= Bathurst Inlet Port and Road Project =

Construction project in Canada

The Bathurst Inlet Port and Road Project is a plan to build an all-weather road from Bathurst Inlet in Nunavut to a complex of mines that are approximately equidistant between Bathurst Inlet and Yellowknife, NWT. There are no paved roads between Yellowknife and the mines, so they have relied on shipping supplies to the mines over winter-time ice roads. However, in 2005, there was a particularly warm winter, and the ice roads weren't safe for a long enough period to bring in supplies.

A consortium of seven mining companies sponsored environmental impact studies to construct a deep-water port in Bathurst Inlet.

A plan referred to the Nunavut Impact Review Board in May 2004 projected a capacity to moor vessels of up to 50,000 tonnes.
In this earlier plan the Bathurst Inlet Road would be an ice road, like that from Yellowknife, not an all-weather road as in post-2005 proposals, following the failure of the ice road to freeze early enough to allow transport of a whole year's worth of supplies.

The project was put on hold in 2008. It was re-initiated, in 2012.
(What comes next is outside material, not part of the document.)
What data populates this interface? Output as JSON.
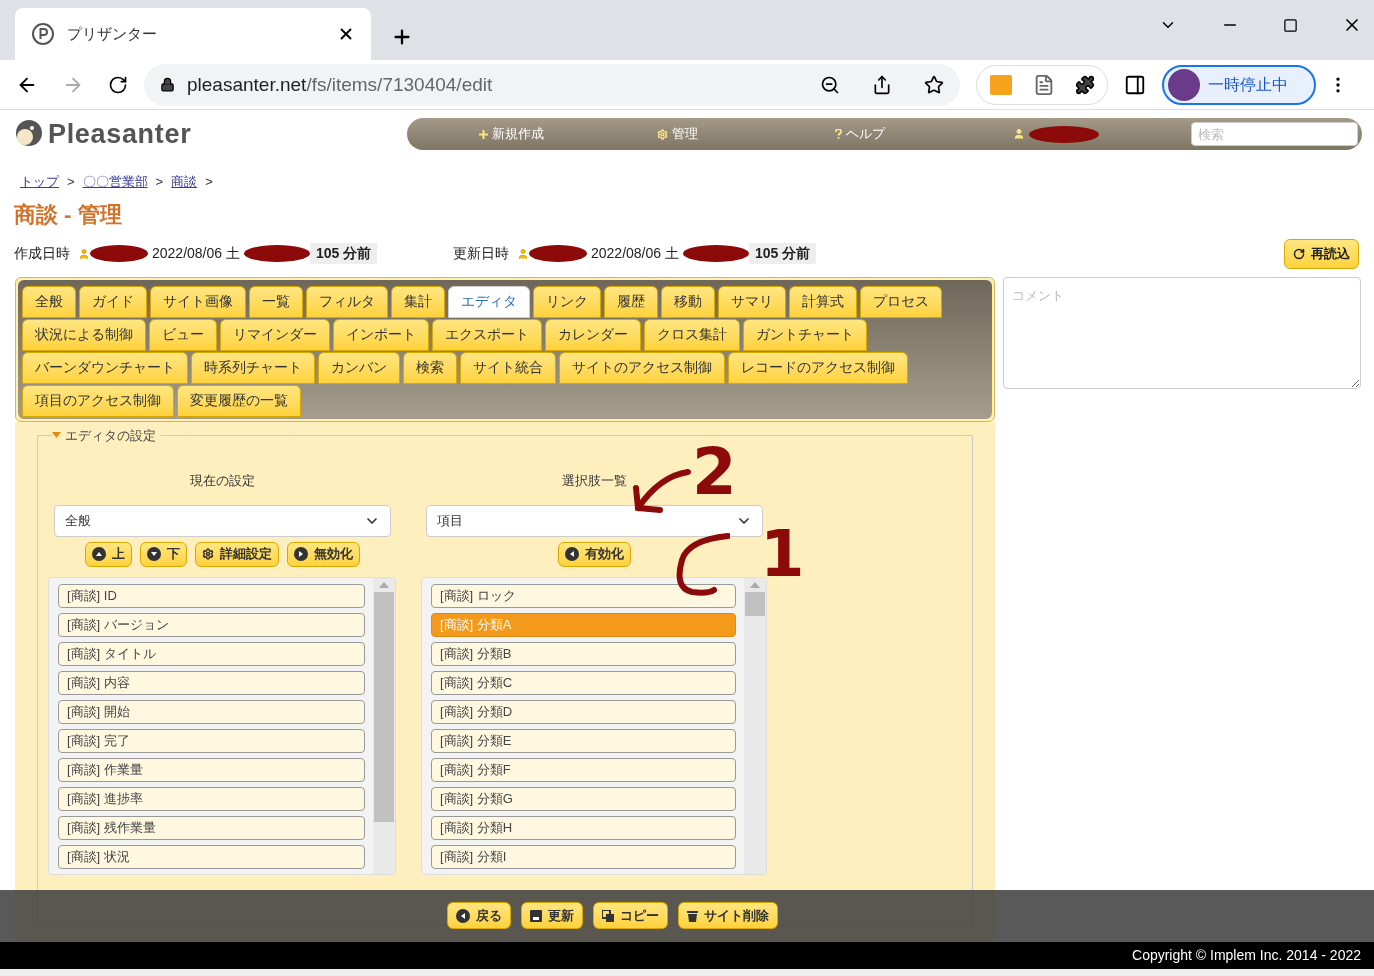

By 2013 three mining companies were the proponents of the road: GlencoreXstrata, Sabina Gold and
Silver Corporation.

Nunatsiaq reported that the project failed an environmental review in 2016, but passed with a revised proposal in 2017. They reported the port facility was substantially completed, by September 2018, with only a single certification required before it could open for business. They reported that the port cost $24 million CAD.